IVC: Índice de Validade de Conteúdo.
Figura 2 Escore médio do Índice de Validade de Conteúdo por item. Foram retiradas do questionário 50 questões, tendo sido excluídas 1 questão do Bloco 1 (Informações pessoais e sociodemográficas), 1 questão do Bloco 2 (Características da moradia) 5 do Bloco 3 (Hábitos de vida), 39 do Bloco 6 (Saúde mental) e 4 questões do Bloco 7 (WHOQOL-OLD)
Com o aumento do contingente de idosos, os serviços de saúde se deparam com o desafio de prestar assistência a indivíduos cujo perfil de morbidade é marcado por doenças crônicas, que geram limitações funcionais e influenciam negativamente na qualidade de vida desses sujeitos.(19,30)
Nesse contexto, o IASI, questionário que se propõe a avaliar o indivíduo idoso de forma multidimensional, observando diferentes aspectos relacionados à saúde, atingiu níveis satisfatórios de validade. Estes instrumentos de avaliação, que refletem a saúde dos idosos, auxiliam a tomada de decisão de gestores na organização dos serviços de saúde de forma a prestarem melhor assistência à população.

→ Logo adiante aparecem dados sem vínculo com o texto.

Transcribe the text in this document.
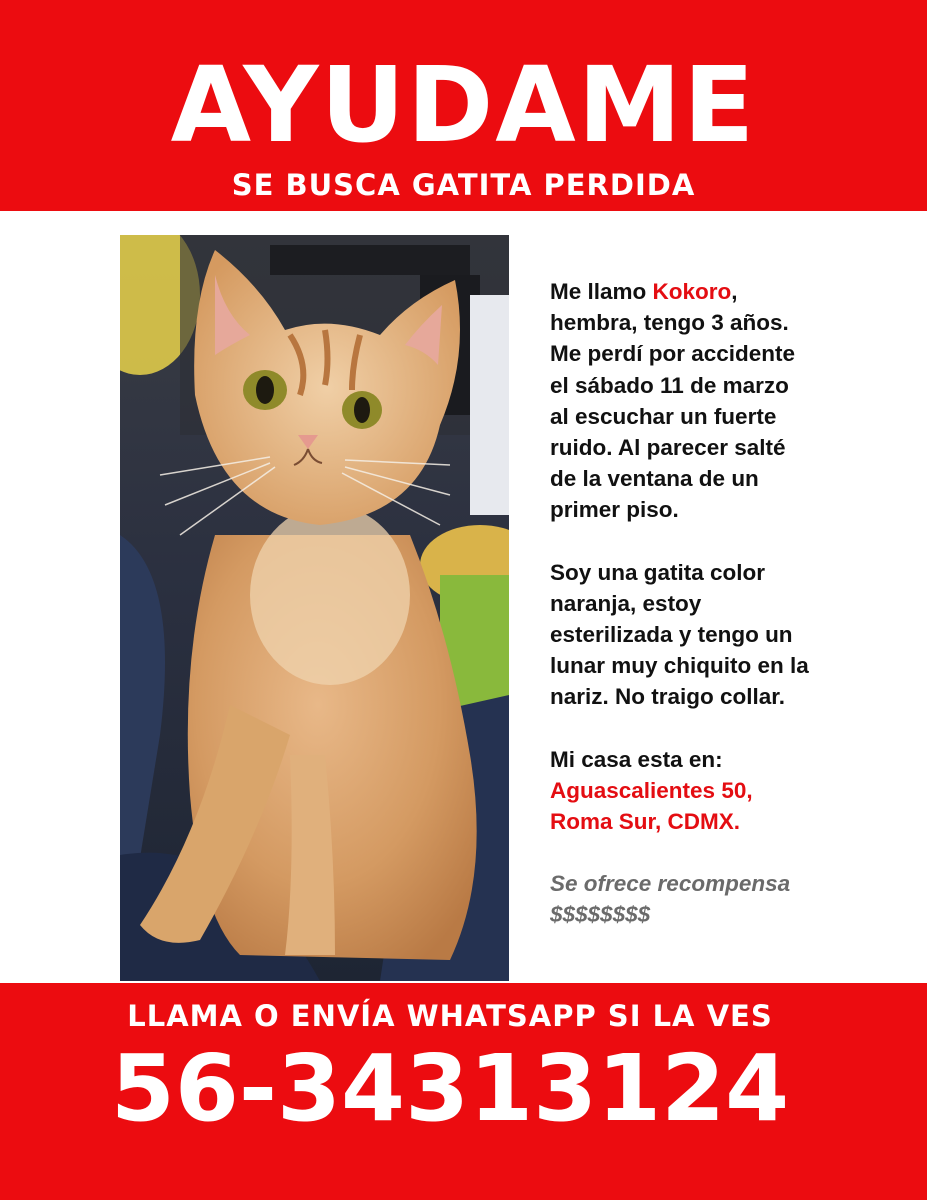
AYUDAME
SE BUSCA GATITA PERDIDA

Me llamo Kokoro,

hembra, tengo 3 años.

Me perdí por accidente

el sábado 11 de marzo

al escuchar un fuerte

ruido. Al parecer salté

de la ventana de un

primer piso.

Soy una gatita color

naranja, estoy

esterilizada y tengo un

lunar muy chiquito en la

nariz. No traigo collar.

Mi casa esta en:

Aguascalientes 50,

Roma Sur, CDMX.

Se ofrece recompensa

$$$$$$$$

LLAMA O ENVÍA WHATSAPP SI LA VES
56-34313124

O porcentual de concordância encontrado foi superior à taxa mínima estabelecida de 80%. Este porcentual foi adotado em decorrência da quantidade reduzida de avaliadores, uma vez que, na literatura, estudos sugerem um mínimo de cinco avaliadores para uma taxa de 90%.(4,31)
A avaliação crítica dos avaliadores permitiu o aprimoramento do questionário, sendo algumas questões retiradas do mesmo para maior adequação dessa ferramenta ao seu público-alvo.
Uma observação comum ao corpo de avaliadores do instrumento fez referência à sua extensão, pois o mesmo constava de 207 itens e, por esse motivo, excluíram-se 50 questões consideradas irrelevantes ou não representativas pelos avaliadores, com o intuito de facilitar o entendimento da população idosa e reduzir o instrumento, o que seria fundamental para validar sua adequação e expandir seu uso como instrumento de saúde pública, contribuindo para o avanço da investigação na área da Gerontologia, bem como para a adequação e a efetividade das práticas direcionadas a esse grupo populacional.
Chang et al.,(32) ao avaliarem a qualidade psicométrica do instrumento de bem-estar psicológico e social de idosos residentes em Chicago, observaram que o uso de instrumentos curtos e com respostas objetivas em inquéritos populacionais é mais adequado na detecção de agravos à saúde de idosos, especialmente quando a população do estudo apresenta um baixo nível de escolaridade, o que é o caso da população-alvo do presente estudo.
Vale ressaltar algumas limitações verificadas no presente estudo, especialmente no que tange ao reduzido número de avaliadores, o que dificultou a comparação com os parâmetros utilizados em outros achados na literatura, além de uma avaliação mais robusta do instrumento proposto.
Embora a avaliação da validade de conteúdo seja uma etapa fundamental quando se busca construir um novo instrumento, esta apresenta limitações quanto à subjetividade envolvida no processo de avaliação pelos especialistas, sendo importante considerar a execução de outras medidas psicométricas.(4,6,8,33) Além disso, cabe ressaltar que, embora a população do estudo compartilhe de experiências comuns, podem existir diferenças que tornam a utilização do questionário menos sensível para retratar, de forma adequada, as condições de saúde de todos os indivíduos da população em questão.
Com base nos resultados obtidos, conclui-se que o Instrumento de Avaliação da Saúde do Idoso apresentou indicadores psicométricos de validade de conteúdo aceitáveis, o que denota se tratar de um instrumento que pode ser utilizado entre a população de idosos com baixa escolaridade, sendo, portanto, um instrumento padronizado e de fácil aplicação, que poderá permitir uma melhor identificação dos agravos e o uso de estratégias adequadas para tomada de decisão, no que diz respeito às condições de saúde da população idosa.